In August, the Summer Olympics were held in Rio de Janeiro, Brazil. Multiple controversies appeared regarding infrastructure, the potential spread of the zika virus and the Russians who were banned for doping. A scandal including lying to Brazilian authorities about a crime and returning back to the United States against the Brazilian government’s will surrounded American Olympic swimmer Ryan Lochte. The United States finished with 30 gold medals, 37 silver medals and 38 bronze medals.

In September, a gene signature in the brain that is most vulnerable to Alzheimer’s disease was published online in a study by the University of Cambridge. The deposits of plaque that are responsible for Alzheimer’s disease are formed by the proteins amyloid-beta and tau. Professor of the Centre for Misfolding Diseases at Cambridge’s Department of Chemistry Michele Vendruscolo and her team discovered the brain tissue that is susceptible to the weaker countermeasures against these proteins.

On Oct. 10, the Nobel Prizes for 2016 were awarded. American artist, singer and songwriter Bob Dylan won the Nobel Prize for Literature “for having created new poetic expressions within the great American song tradition.” Another notable Nobel Prize winner was Japanese cell biologist Yoshinori Ohsumi, who received the Nobel Prize for Physiology or Medicine “for his discoveries of mechanisms for autophagy.”

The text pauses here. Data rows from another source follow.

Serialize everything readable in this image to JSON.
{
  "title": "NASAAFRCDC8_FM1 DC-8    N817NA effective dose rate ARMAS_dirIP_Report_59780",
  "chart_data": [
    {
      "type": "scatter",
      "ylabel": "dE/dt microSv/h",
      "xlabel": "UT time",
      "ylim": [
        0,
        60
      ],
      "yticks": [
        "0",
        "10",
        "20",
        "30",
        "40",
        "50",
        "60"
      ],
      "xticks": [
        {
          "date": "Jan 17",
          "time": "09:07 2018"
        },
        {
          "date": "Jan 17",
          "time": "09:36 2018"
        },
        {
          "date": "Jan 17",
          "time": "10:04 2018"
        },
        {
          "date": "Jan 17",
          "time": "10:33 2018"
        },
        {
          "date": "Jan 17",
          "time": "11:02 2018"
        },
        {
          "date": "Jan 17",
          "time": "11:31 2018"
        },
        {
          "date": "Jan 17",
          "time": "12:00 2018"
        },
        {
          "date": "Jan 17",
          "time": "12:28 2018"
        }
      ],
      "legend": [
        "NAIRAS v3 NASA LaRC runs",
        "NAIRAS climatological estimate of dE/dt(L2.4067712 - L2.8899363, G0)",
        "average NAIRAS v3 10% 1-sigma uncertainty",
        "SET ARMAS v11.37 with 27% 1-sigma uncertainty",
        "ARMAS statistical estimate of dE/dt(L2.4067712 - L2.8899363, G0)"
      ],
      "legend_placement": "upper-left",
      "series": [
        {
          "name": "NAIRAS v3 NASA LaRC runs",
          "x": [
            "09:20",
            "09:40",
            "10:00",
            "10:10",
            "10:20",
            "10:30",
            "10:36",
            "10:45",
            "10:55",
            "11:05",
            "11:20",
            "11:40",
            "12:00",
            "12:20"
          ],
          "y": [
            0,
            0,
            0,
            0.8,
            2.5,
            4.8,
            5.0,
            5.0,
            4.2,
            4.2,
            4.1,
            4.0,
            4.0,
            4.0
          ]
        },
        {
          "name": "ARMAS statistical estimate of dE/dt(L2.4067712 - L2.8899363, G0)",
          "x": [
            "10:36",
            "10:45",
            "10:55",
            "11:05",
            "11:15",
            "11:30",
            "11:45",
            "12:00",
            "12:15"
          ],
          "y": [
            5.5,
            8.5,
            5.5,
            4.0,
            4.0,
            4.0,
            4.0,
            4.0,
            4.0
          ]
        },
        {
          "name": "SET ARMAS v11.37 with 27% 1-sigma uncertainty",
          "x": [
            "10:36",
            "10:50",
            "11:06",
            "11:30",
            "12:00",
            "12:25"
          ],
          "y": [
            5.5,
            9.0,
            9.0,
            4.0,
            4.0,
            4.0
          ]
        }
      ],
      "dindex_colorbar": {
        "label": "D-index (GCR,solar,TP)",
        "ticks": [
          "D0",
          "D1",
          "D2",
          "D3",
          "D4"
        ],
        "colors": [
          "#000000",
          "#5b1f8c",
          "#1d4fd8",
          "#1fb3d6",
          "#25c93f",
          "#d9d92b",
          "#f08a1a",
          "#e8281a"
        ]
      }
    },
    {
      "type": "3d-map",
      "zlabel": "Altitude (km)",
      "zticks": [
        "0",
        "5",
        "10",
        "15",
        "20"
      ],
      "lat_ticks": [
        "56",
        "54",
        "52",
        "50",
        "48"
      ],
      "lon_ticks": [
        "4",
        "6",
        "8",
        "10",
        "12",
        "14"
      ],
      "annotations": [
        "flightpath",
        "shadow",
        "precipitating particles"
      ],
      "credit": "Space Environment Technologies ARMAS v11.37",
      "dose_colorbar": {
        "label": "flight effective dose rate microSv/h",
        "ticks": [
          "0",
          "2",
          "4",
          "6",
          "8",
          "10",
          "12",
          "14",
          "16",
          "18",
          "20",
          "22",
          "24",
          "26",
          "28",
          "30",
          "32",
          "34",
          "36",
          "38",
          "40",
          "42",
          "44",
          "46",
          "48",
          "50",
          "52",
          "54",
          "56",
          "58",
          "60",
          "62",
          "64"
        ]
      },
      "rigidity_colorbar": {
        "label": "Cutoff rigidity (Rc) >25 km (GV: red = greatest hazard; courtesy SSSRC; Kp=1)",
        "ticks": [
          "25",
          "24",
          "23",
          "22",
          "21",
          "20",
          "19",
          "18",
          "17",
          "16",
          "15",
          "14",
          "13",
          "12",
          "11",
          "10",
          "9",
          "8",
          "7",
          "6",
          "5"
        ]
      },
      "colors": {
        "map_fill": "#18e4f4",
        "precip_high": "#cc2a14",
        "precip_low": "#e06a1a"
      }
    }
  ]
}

Nov. 8 was Election Day for the 45th President of the United States. Trump won the presidency by receiving 306 of the electoral college votes, exceeding the number needed by 36 votes. His competitor, Clinton, won 232 electoral college votes but beat Trump in the popular vote. Reactions to this divisive election have been mixed, but there has been an increase in hate crimes against minorities and numerous protests against Trump’s future presidency.

Given that 2016 has been such a momentous year, it’s a reasonable expectation that 2017 will be just as eventful.